Department of Bioinformatics and Medical Engineering, Asia University, Taichung 41354, Taiwan.
Institute of Statistical Science, Academia Sinica, Taipei 11529, Taiwan.
Genes (Basel). 2022 May 18;13(5):902. doi: 10.3390/genes13050902.
Improved insight into the molecular mechanisms of triple negative breast cancer (TNBC) is required to predict prognosis and develop a new therapeutic strategy for targeted genes. The aim of this study is to identify key genes which may affect the prognosis of TNBC patients by bioinformatic analysis. In our study, the RNA sequencing (RNA-seq) expression data of 116 breast cancer lacking ER, PR, and HER2 expression and 113 normal tissues were downloaded from The Cancer Genome Atlas (TCGA). We screened out 147 differentially co-expressed genes in TNBC compared to non-cancerous tissue samples by using weighted gene co-expression network analysis (WGCNA) and differential gene expression analysis. Then, Gene Ontology (GO) and Kyoto Encyclopedia of Genes and Genomes (KEGG) pathway enrichment analyses were constructed, revealing that 147 genes were mainly enriched in nuclear division, chromosomal region, ATPase activity, and cell cycle signaling. After using Cytoscape software for protein-protein interaction (PPI) network analysis and LASSO feature selection, a total of fifteen key genes were identified. Among them, BUB1 and CENPF were significantly correlated with the overall survival rate (OS) difference of TNBC patients (p value < 0.05). In addition, BUB1, CCNA2, and PACC1 showed significant poor disease-free survival (DFS) in TNBC patients (p value < 0.05), and may serve as candidate biomarkers in TNBC diagnosis. Thus, our results collectively suggest that BUB1, CCNA2, and PACC1 genes could play important roles in the progression of TNBC and provide attractive therapeutic targets.

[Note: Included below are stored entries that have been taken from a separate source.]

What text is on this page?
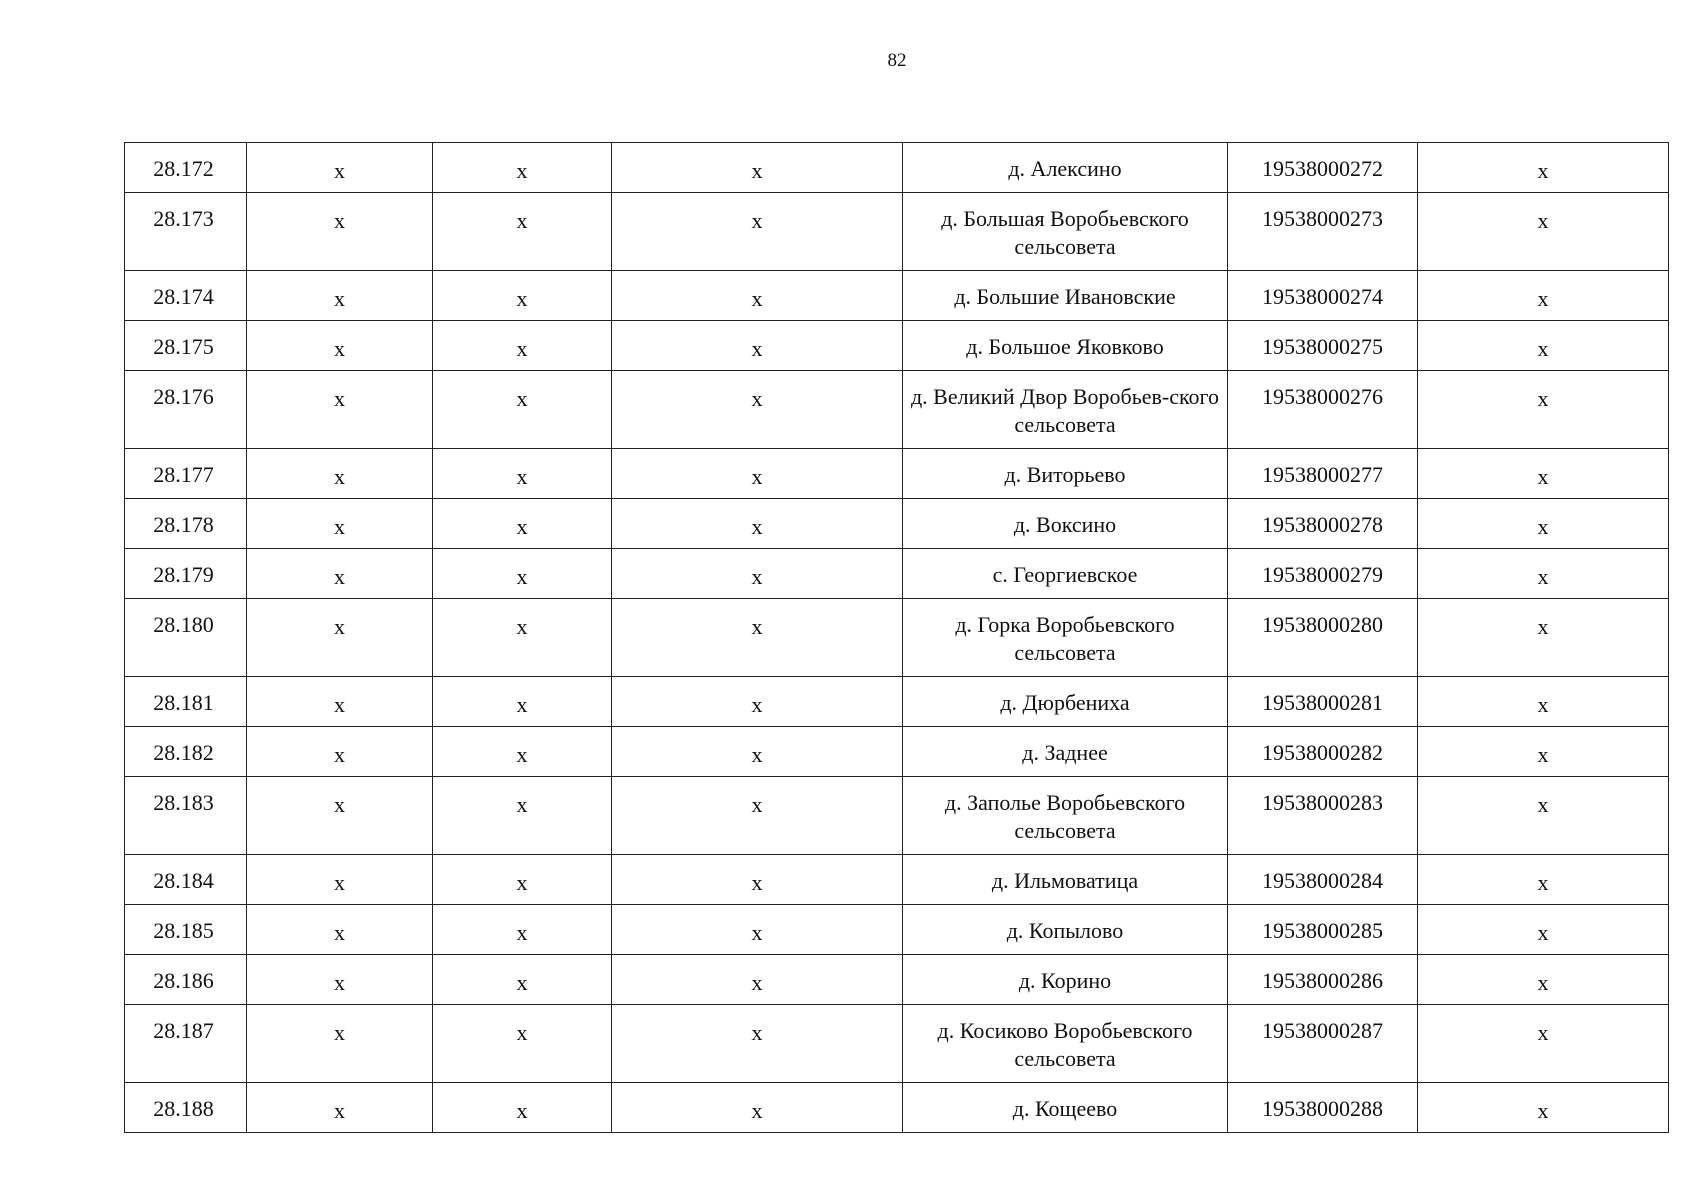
82
28.172	х	х	х	д. Алексино	19538000272	х
28.173	х	х	х	д. Большая Воробьевского сельсовета	19538000273	х
28.174	х	х	х	д. Большие Ивановские	19538000274	х
28.175	х	х	х	д. Большое Яковково	19538000275	х
28.176	х	х	х	д. Великий Двор Воробьев-ского сельсовета	19538000276	х
28.177	х	х	х	д. Виторьево	19538000277	х
28.178	х	х	х	д. Воксино	19538000278	х
28.179	х	х	х	с. Георгиевское	19538000279	х
28.180	х	х	х	д. Горка Воробьевского сельсовета	19538000280	х
28.181	х	х	х	д. Дюрбениха	19538000281	х
28.182	х	х	х	д. Заднее	19538000282	х
28.183	х	х	х	д. Заполье Воробьевского сельсовета	19538000283	х
28.184	х	х	х	д. Ильмоватица	19538000284	х
28.185	х	х	х	д. Копылово	19538000285	х
28.186	х	х	х	д. Корино	19538000286	х
28.187	х	х	х	д. Косиково Воробьевского сельсовета	19538000287	х
28.188	х	х	х	д. Кощеево	19538000288	х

为了预测三阴性乳腺癌 (TNBC) 的预后并开发针对靶向基因的新治疗策略,需要深入了解其分子机制。本研究旨在通过生物信息学分析,鉴定可能影响 TNBC 患者预后的关键基因。在本研究中,我们从癌症基因组图谱 (TCGA) 下载了 116 例缺乏 ER、PR 和 HER2 表达的乳腺癌和 113 例正常组织的 RNA 测序 (RNA-seq) 表达数据。我们通过加权基因共表达网络分析 (WGCNA) 和差异基因表达分析筛选出 147 个在 TNBC 与非癌组织样本中差异共表达的基因。然后,进行了基因本体论 (GO) 和京都基因与基因组百科全书 (KEGG) 通路富集分析,结果表明 147 个基因主要富集于核分裂、染色体区域、ATP 酶活性和细胞周期信号转导。使用 Cytoscape 软件进行蛋白质-蛋白质相互作用 (PPI) 网络分析和 LASSO 特征选择后,共鉴定出 15 个关键基因。其中,BUB1 和 CENPF 与 TNBC 患者总生存率 (OS) 差异显著相关 (p 值<0.05)。此外,BUB1、CCNA2 和 PACC1 在 TNBC 患者中无病生存期 (DFS) 明显较差 (p 值<0.05),可能作为 TNBC 诊断的候选生物标志物。因此,我们的研究结果表明,BUB1、CCNA2 和 PACC1 基因可能在 TNBC 的进展中发挥重要作用,并为 TNBC 的治疗提供有吸引力的靶点。